For the sake of testing, we will leverage the SageMaker Production Endpoint and the Production Logs S3 Bucket.

><div class="alert alert-block alert-warning"><b>NOTE: </b>The following section assumes that the CDK Pipeline has already been deployed into production.</div> 

In [None]:
# Set the Endpoint name
model_name = 'abalone'
endpoint_name = f'{model_name}-prod-endpoint'

# Get the Baseline Data URI SSM Parameter
parameter_name = 'BaselineDataUri'
baseline_data_uri = ssm.get_parameter(Name=parameter_name)['Parameter']['Value']
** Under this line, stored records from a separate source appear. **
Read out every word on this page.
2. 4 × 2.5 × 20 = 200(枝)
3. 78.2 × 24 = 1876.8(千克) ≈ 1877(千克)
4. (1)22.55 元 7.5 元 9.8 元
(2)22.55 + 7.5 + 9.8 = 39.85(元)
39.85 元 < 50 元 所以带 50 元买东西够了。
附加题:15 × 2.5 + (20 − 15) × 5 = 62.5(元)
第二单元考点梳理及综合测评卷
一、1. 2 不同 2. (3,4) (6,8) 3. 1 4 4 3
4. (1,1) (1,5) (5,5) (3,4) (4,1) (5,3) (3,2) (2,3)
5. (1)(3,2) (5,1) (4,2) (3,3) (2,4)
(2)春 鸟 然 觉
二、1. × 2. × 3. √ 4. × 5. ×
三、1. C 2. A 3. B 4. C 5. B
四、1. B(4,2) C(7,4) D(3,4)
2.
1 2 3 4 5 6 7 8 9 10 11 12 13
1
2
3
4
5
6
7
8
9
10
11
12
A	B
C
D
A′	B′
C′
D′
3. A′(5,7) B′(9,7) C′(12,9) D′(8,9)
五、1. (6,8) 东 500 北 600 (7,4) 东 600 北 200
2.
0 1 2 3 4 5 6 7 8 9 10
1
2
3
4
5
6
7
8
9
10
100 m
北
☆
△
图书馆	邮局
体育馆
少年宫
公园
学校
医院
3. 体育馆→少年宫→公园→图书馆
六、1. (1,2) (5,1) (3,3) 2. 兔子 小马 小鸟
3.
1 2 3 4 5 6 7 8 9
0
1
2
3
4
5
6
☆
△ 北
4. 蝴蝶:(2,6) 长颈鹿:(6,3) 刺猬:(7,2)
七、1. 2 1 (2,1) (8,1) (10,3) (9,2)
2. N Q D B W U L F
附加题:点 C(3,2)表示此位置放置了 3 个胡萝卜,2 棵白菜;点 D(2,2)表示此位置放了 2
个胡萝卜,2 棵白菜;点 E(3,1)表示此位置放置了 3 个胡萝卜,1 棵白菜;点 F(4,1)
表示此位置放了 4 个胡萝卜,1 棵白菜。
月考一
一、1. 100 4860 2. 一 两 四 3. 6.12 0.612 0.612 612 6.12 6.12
# Leverage the existing "Prod" parameters
# Production Logs bucket name
bucket = 'proddeploymentstage-prodappl-logss3bucket004b0f70-3nv3l2whchah'

# S3 Prefixes
data_capture_prefix = 'endpoint-data-capture'
reports_prefix = 'reports'

# S3 URIs
s3_capture_uri = f's3://{bucket}/{data_capture_prefix}'
s3_ground_truth_uri = f's3://{bucket}/ground-truth-data/{datetime.now():%Y-%m-%d-%H-%M-%S}'
s3_report_uri = f's3://{bucket}/{reports_prefix}'

# Get the Model Monitor URI
monitor_image_uri = image_uris.retrieve(framework='model-monitor', region=region)

# Print these outputs to remember
print(f'Baseline Data Location: {baseline_data_uri}')
print(f'Model Monitor Image URI: {monitor_image_uri}')
print(f'Endpoint Data Capture Location: {s3_capture_uri}')
print(f'Ground Truth Data Location: {s3_ground_truth_uri}')
print(f'Model Quality Report Location: {s3_report_uri}')
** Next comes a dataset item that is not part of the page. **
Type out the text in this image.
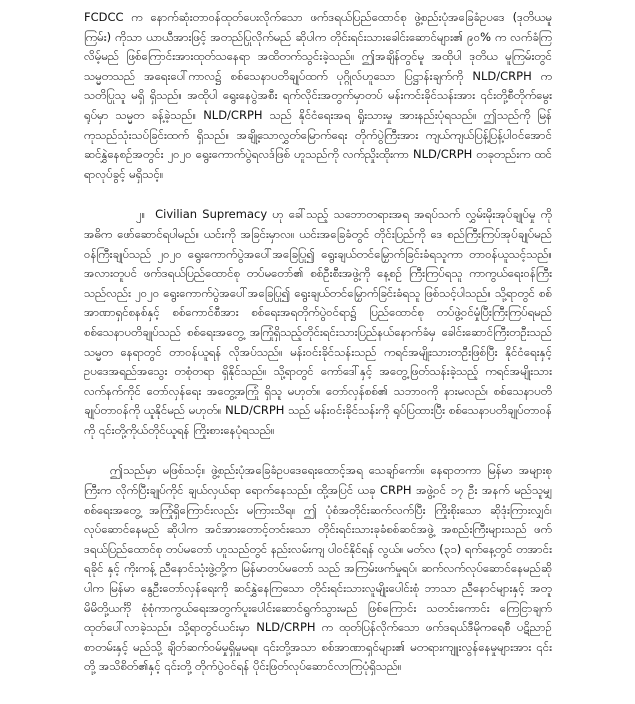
FCDCC က နောက်ဆုံးတာဝန်ထုတ်ပေးလိုက်သော ဖက်ဒရယ်ပြည်ထောင်စု ဖွဲ့စည်းပုံအခြေခံဥပဒေ (ဒုတိယမူကြမ်း) ကိုသာ ယာယီအားဖြင့် အတည်ပြုလိုက်မည် ဆိုပါက တိုင်းရင်းသားခေါင်းဆောင်များ၏ ၉၀% က လက်ခံကြလိမ့်မည် ဖြစ်ကြောင်းအားထုတ်သနေရာ အထိတက်သွင်းခဲ့သည်။ ဤအချိန်တွင်မူ အထိုပါ ဒုတိယ မူကြမ်းတွင် သမ္မတသည် အရေးပေါ်ကာလ၌ စစ်သေနာပတိချုပ်ထက် ပုဂ္ဂိုလ်ဟူသော ပြဋ္ဌာန်းချက်ကို NLD/CRPH က သတိပြုသူ မရှိ ရှိသည်။ အထိုပါ ရွေးနေပွဲအစီး ရက်လိုင်းအတွက်မှာတပ် မန်းကင်းခိုင်သန်းအား ၎င်းတို့စီတိုက်မွေးရုပ်မှာ သမ္မတ ခန့်ခဲ့သည်။ NLD/CRPH သည် နိုင်ငံရေးအရ ရှိုးသားမှု အားနည်းပုံရသည်။ ဤသည်ကို မြန်ကုသည်သုံးသပ်ခြင်းထက် ရှိသည်။ အချို့သောလွှတ်မြောက်ရေး တိုက်ပွဲကြီးအား ကျယ်ကျယ်ပြန့်ပြန့်ပါဝင်အောင် ဆင်နွှဲနေစဉ်အတွင်း ၂၀၂၀ ရွေးကောက်ပွဲရလဒ်ဖြစ် ဟူသည်ကို လက်ညှိုးထိုးကာ NLD/CRPH တခုတည်းက ထင်ရာလုပ်ခွင့် မရှိသင့်။

၂။ Civilian Supremacy ဟု ခေါ်သည့် သဘောတရားအရ အရပ်သက် လွှမ်းမိုးအုပ်ချုပ်မှု ကို အဓိက ဖော်ဆောင်ရပါမည်။ ယင်းကို အခြင်းမှာလ။ ယင်းအခြေခံတွင် တိုင်းပြည်ကို ဒေ စည်ကြီးကြပ်အုပ်ချုပ်မည် ဝန်ကြီးချုပ်သည် ၂၀၂၀ ရွေးကောက်ပွဲအပေါ်အခြေပြု၍ ရွေးချယ်တင်မြှောက်ခြင်းခံရသူကာ တာဝန်ယူသင့်သည်။ အလားတူပင် ဖက်ဒရယ်ပြည်ထောင်စု တပ်မတော်၏ စစ်ဦးစီးအဖွဲ့ကို နေ့စဉ် ကြီးကြပ်ရသူ ကာကွယ်ရေးဝန်ကြီးသည်လည်း ၂၀၂၀ ရွေးကောက်ပွဲအပေါ်အခြေပြု၍ ရွေးချယ်တင်မြှောက်ခြင်းခံရသူ ဖြစ်သင့်ပါသည်။ သို့ရာတွင် စစ်အာဏာရှင်စနစ်နှင့် စစ်ကောင်စီအား စစ်ရေးအရတိုက်ပွဲဝင်ရာ၌ ပြည်ထောင်စု တပ်ဖွဲ့ဝင်မှုံပြီးကြီးကြပ်ရမည် စစ်သေနာပတိချုပ်သည် စစ်ရေးအတွေ့ အကြုံရှိသည့်တိုင်းရင်းသားပြည်နယ်နောက်ခံမှ ခေါင်းဆောင်ကြီးတဦးသည် သမ္မတ နေရာတွင် တာဝန်ယူရန် လိုအပ်သည်။ မန်းဝင်းခိုင်သန်းသည် ကရင်အမျိုးသားတဦးဖြစ်ပြီး နိုင်ငံရေးနှင့် ဥပဒေအရည်အသွေး တစုံတရာ ရှိနိုင်သည်။ သို့ရာတွင် ကော်ဒေါ်နှင့် အတွေ့ဖြတ်သန်းခဲ့သည့် ကရင်အမျိုးသားလက်နက်ကိုင် တော်လှန်ရေး အတွေ့အကြုံ ရှိသူ မဟုတ်။ တော်လှန်စစ်၏ သဘာဝကို နားမလည်၊ စစ်သေနာပတိချုပ်တာဝန်ကို ယူနိုင်မည် မဟုတ်။ NLD/CRPH သည် မန်းဝင်းခိုင်သန်းကို ရုပ်ပြထားပြီး စစ်သေနာပတိချုပ်တာဝန်ကို ၎င်းတို့ကိုယ်တိုင်ယူရန် ကြိုးစားနေပုံရသည်။

ဤသည်မှာ မဖြစ်သင့်။ ဖွဲ့စည်းပုံအခြေခံဥပဒေရေးထောင့်အရ သေချာ်ကော်။ နေရာတကာ မြန်မာ အများစုကြီးက လိုက်ပြီးချုပ်ကိုင် ချယ်လှယ်ရာ ရောက်နေသည်။ ထို့အပြင် ယခု CRPH အဖွဲ့ဝင် ၁၇ ဦး အနက် မည်သူမျှစစ်ရေးအတွေ့ အကြုံရှိကြောင်းလည်း မကြားသိရ။ ဤ ပုံစံအတိုင်းဆက်လက်ပြီး ကြိုးစိုးသော ဆိုဒုံးကြားလျှင်၊ လုပ်ဆောင်နေမည် ဆိုပါက အင်အားတောင့်တင်းသော တိုင်းရင်းသားခုခံစစ်ဆင်အဖွဲ့ အစည်းကြီးများသည် ဖက်ဒရယ်ပြည်ထောင်စု တပ်မတော် ဟူသည်တွင် နည်းလမ်းကျ ပါဝင်နိုင်ရန် လွယ်။ မတ်လ (၃၁) ရက်နေ့တွင် တအာင်း ရခိုင် နှင့် ကိုးကန့် ညီနောင်သုံးဖွဲ့တို့က မြန်မာတပ်မတော် သည် အကြမ်းဖက်မှုရပ်၊ ဆက်လက်လုပ်ဆောင်နေမည်ဆိုပါက မြန်မာ နွေဦးတော်လှန်ရေးကို ဆင်နွှဲနေကြသော တိုင်းရင်းသားလူမျိုးပေါင်းစုံ ဘာသာ ညီနောင်များနှင့် အတူ မိမိတို့ယင်္ကို စုံစုံကာကွယ်ရေးအတွက်ပူးပေါင်းဆောင်ရွက်သွားမည် ဖြစ်ကြောင်း သတင်းကောင်း ကြေငြာချက် ထုတ်ပေါ်လာခဲ့သည်။ သို့ရာတွင်ယင်းမှာ NLD/CRPH က ထုတ်ပြန်လိုက်သော ဖက်ဒရယ်ဒီမိုကရေစီ ပဋိညာဉ်စာတမ်းနှင့် မည်သို့ ချိတ်ဆက်ဝမ်မှုရှိမှုမရ။ ၎င်းတို့အသာ စစ်အာဏာရှင်များ၏ မတရားကျူးလွန်နေမှုများအား ၎င်းတို့ အသိစိတ်၏နှင့် ၎င်းတို့ တိုက်ပွဲဝင်ရန် ပိုင်းဖြတ်လုပ်ဆောင်လာကြပုံရှိသည်။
### Section 1.4 - Download the Baseline Dataset

The baseline dtaset should have already been created by the "Evaluation Step" of the pipeline, with the location stored as an SSM parameter. Next we download this baseline data and use it to suggest our baseline constraints.

In [None]:
# Test downloading the baseline data
S3Downloader.download(baseline_data_uri, '.')

In [None]:
# Look at the data
!head baseline.csv

---

## Section 2 - Generate the baseline for model quality performance

### Section 2.1 - Create a SageMaker Predictor object for the Production Endpoint

><div class="alert alert-block alert-warning"><b>NOTE: </b>The following uses the SageMaker SDK <em>Predicor</em> along with the <em>CSVSerializer</em>. It is unknown at this stage how this will translate to the the funciton call in the Lambda Function. Additioanlly, it is unknown at this point of creating a Baseline Suggestion actually requires the Endpoint.</div> 

In [None]:
# Instantiate a `Predictor` to callthe endpoint
from sagemaker.predictor import Predictor
predictor = Predictor(endpoint_name=endpoint_name, sagemaker_session=session, serializer=CSVSerializer())
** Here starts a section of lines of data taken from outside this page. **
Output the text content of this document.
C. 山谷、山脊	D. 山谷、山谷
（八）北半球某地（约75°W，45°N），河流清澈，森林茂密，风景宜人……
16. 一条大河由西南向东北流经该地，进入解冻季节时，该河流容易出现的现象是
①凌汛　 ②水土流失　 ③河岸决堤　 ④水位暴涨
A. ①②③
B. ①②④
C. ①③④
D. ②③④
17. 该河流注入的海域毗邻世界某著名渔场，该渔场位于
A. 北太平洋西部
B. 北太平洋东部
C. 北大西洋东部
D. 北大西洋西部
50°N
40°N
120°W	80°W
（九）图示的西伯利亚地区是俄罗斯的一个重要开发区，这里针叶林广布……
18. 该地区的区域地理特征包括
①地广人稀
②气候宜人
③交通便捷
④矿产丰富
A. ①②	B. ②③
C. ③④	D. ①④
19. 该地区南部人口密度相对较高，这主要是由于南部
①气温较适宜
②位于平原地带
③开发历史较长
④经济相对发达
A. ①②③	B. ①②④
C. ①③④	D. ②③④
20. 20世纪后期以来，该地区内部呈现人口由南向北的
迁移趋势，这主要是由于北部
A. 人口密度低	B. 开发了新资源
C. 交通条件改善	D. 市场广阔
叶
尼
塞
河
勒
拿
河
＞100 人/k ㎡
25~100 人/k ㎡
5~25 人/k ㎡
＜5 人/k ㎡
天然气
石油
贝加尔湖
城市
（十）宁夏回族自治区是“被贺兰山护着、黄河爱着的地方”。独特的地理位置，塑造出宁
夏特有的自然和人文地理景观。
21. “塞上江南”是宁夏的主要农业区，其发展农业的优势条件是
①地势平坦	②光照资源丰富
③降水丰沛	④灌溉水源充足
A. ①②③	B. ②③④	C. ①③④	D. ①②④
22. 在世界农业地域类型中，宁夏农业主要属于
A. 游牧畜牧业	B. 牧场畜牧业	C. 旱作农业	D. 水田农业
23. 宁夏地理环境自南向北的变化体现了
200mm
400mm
### Section 2.2 - Setup S3 locations for capturing baseline results

In [None]:
# Set up the locations for capturing the baseline results
baseline_prefix = 'baselining'
baseline_data_prefix = baseline_prefix + '/data'
baseline_results_prefix = baseline_prefix + '/results'

baseline_data_uri = f's3://{bucket}/{baseline_data_prefix}'
baseline_results_uri = f's3://{bucket}/{baseline_results_prefix}'
print(f'Baseline data uri: {baseline_data_uri}')
print(f'Baseline results uri: {baseline_results_uri}')

In [None]:
baseline_dataset_uri = S3Uploader.upload('baseline.csv', baseline_data_uri)
baseline_dataset_uri

### Section 2.3 - Create the Baseline Suggesiton

In [None]:
from sagemaker.model_monitor import ModelQualityMonitor
from sagemaker.model_monitor import EndpointInput
from sagemaker.model_monitor.dataset_format import DatasetFormat

#Create the model quality monitoring object
model_quality_monitor = ModelQualityMonitor(
    role=role,
    instance_count=1,
    instance_type='ml.m5.xlarge',
    volume_size_in_gb=20,
    max_runtime_in_seconds=1800,
    sagemaker_session=session
)

In [None]:
#Name of the model quality baseline job
baseline_job_name = f"abalone-baseline-job-{datetime.utcnow():%Y-%m-%d-%H%M}"
baseline_job_name

In [None]:
#Execute the baseline suggestion job. 
#You will specify problem type, in this case Binary Classification, and provide other required attributes.
job = model_quality_monitor.suggest_baseline(
    job_name=baseline_job_name,
    baseline_dataset=baseline_dataset_uri,
    dataset_format=DatasetFormat.csv(header=True),
    output_s3_uri = baseline_results_uri,
    problem_type='Regression',
    inference_attribute= "prediction",
    ground_truth_attribute= "label"
)
job.wait(logs=False)

### Section 2.4 - Review the Results

#### Baseline Statistics

In [None]:
baseline_job = model_quality_monitor.latest_baselining_job
binary_metrics = baseline_job.baseline_statistics().body_dict['regression_metrics']
pd.json_normalize(binary_metrics).T

#### Baseline Constraints

In [None]:
pd.DataFrame(baseline_job.suggested_constraints().body_dict["regression_constraints"]).T

---

## Section 3 - Conclusion

So basicall, fromt he constraints that are generated, the Model Monitor makes tracks to make sure that the $R^2$ score doesn't drop below $0.617261$. Since the main evaluation metric for this use case is leveraging the $RMSE$, this will be the the easiest determinator for concept drift in model quality. So if the Model Monitor picks up that the contraints are exceeding $2.04811$ (which incidently is simialr to the evaluation threshold of $2.1$ in the Model Framing Example), then this will cause the alert.